IN REGARD TO DESIRE:
- Do you need to talk to a doctor? Does your husband? Can you lovingly appeal to him, for the good of your relationship, to seek medical input on this? Sometimes there are legitimate physical or hormonal issues happening that are WORTH seeing a doctor about. This is nothing shameful… as with migraines or diabetes, there may be medical solutions available to you.
- It’s like exercise… just starting it can help you be more “into” it than you were before you began.
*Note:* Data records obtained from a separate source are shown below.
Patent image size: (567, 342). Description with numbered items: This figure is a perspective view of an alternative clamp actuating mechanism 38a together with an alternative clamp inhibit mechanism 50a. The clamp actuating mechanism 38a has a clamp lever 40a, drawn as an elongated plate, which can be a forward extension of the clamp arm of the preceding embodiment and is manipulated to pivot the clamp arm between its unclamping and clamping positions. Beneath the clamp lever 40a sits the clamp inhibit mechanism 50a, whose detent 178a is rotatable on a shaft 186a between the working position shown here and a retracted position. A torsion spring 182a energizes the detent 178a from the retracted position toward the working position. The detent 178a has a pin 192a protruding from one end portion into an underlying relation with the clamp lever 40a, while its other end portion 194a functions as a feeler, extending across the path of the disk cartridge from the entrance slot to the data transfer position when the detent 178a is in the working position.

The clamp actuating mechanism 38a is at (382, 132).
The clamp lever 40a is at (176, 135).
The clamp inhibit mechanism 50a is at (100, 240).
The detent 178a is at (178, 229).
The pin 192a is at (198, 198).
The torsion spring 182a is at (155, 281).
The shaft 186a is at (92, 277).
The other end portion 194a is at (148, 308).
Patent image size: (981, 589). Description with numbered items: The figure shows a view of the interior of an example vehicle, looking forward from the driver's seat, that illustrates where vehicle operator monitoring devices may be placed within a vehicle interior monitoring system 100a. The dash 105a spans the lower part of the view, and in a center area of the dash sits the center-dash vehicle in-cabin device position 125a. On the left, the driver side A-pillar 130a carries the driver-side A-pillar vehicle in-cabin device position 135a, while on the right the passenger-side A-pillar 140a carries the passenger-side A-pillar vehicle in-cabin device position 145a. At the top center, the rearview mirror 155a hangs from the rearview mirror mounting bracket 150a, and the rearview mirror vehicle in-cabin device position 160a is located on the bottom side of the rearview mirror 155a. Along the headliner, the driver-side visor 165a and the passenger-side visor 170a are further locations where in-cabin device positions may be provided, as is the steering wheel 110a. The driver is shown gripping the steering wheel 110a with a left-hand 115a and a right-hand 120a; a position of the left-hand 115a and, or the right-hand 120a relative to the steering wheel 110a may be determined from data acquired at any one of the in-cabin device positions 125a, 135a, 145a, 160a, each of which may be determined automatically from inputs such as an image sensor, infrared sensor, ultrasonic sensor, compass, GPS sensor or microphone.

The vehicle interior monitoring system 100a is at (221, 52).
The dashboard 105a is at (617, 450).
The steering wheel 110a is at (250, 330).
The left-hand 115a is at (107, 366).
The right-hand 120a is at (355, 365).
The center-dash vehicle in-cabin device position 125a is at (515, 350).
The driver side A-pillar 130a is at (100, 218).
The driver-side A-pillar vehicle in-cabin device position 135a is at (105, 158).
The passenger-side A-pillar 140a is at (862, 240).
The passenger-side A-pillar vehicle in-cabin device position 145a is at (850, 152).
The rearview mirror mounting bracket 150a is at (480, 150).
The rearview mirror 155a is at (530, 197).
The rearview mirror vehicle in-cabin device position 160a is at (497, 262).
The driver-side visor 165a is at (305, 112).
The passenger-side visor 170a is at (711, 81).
- Perhaps, if you struggle with low desire, you need to choose to revel in the fact that your husband desires ONLY YOU. (This recent segment of “Ask Pastor John” is an excellent 8-minutes on this topic.)
IN REGARD TO APPEARANCE:
- Do you work to be tidy, healthy, and attractive to your husband? Though I certainly understand mommy exhaustion, we also should desire to bless and delight our husbands. One way we can do that is by intentionally caring for our physical appearance in ways that they like and find attractive.
- Are you carrying baggage and shame about your body? Do you need to reassess your body in light of what God says about how He made you, rather than the unrealistic images the world pushes in front of your eyes?
- Do you let your husband SEE you, or is it always “lights out?” Your husband married YOU, and wanted YOU. Rejoice in that! Your body is his. Even with dimmed lights, or a candlelit room, let your husband see and delight in your body.
Please share in the comments:
- Do you have other thoughts or questions?
- Suggestions for other ways to bless our husbands in this area?
Let’s keep growing as wives, “tend” to our sexual relationship with our husbands… and purposefully LOVE them!